Development of double-helix macro BFRP fibers for concrete reinforcement

Abstract

Basalt fiber is more cost-effective than carbon fiber and has superior mechanical and chemical properties than glass fiber. Most existing studies considered the use of micro basalt fibers in concrete matrix to reduce shrinkage and control micro cracks. However, macro fibers are often required to reinforce concrete material when large deformation and macro cracks in structural elements are of concern. Very few studies have been reported for macro Basalt Fiber Reinforced Polymer (BFRP) fibers to improve mechanical properties of concrete. The geometric characteristics of macro fibers are critical for concrete reinforcement. It is known that macro fibers with smooth surface possess poor bond strength. To enhance the bonding properties between macro BFRP fibers and concrete, in this experimental study, pullout tests on macro BFRP fibers with various geometric forms from different grades of mortar matrix were carried out.
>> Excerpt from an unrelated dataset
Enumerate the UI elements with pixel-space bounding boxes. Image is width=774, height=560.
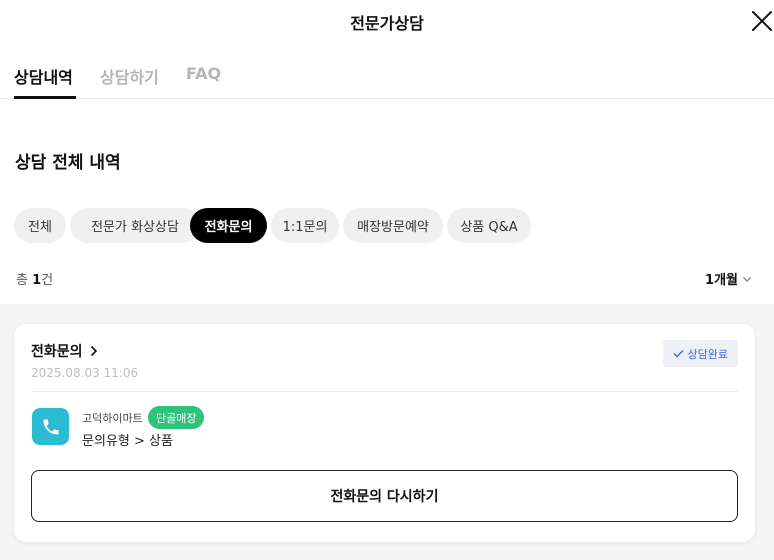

Smooth fiber, etched fiber and double-helix fiber were manufactured and evaluated. The effects of embedded length and matrix strength are also investigated through pullout behavior of single BFRP fiber. The variation of etched intervals of etched fibers on bond strength was also taken into account. It was found that the double-helix fiber outperformed other types of fibers in terms of strength utilization ratio and energy absorption capability. An empirical model for interfacial bond-slip relation was proposed based on the test results. Based on results of pullout tests, the outstanding performance of double-helix BFRP fiber was further verified by examining the mechanical properties of normal-strength concrete specimens reinforced with different types of macro BFRP fibers.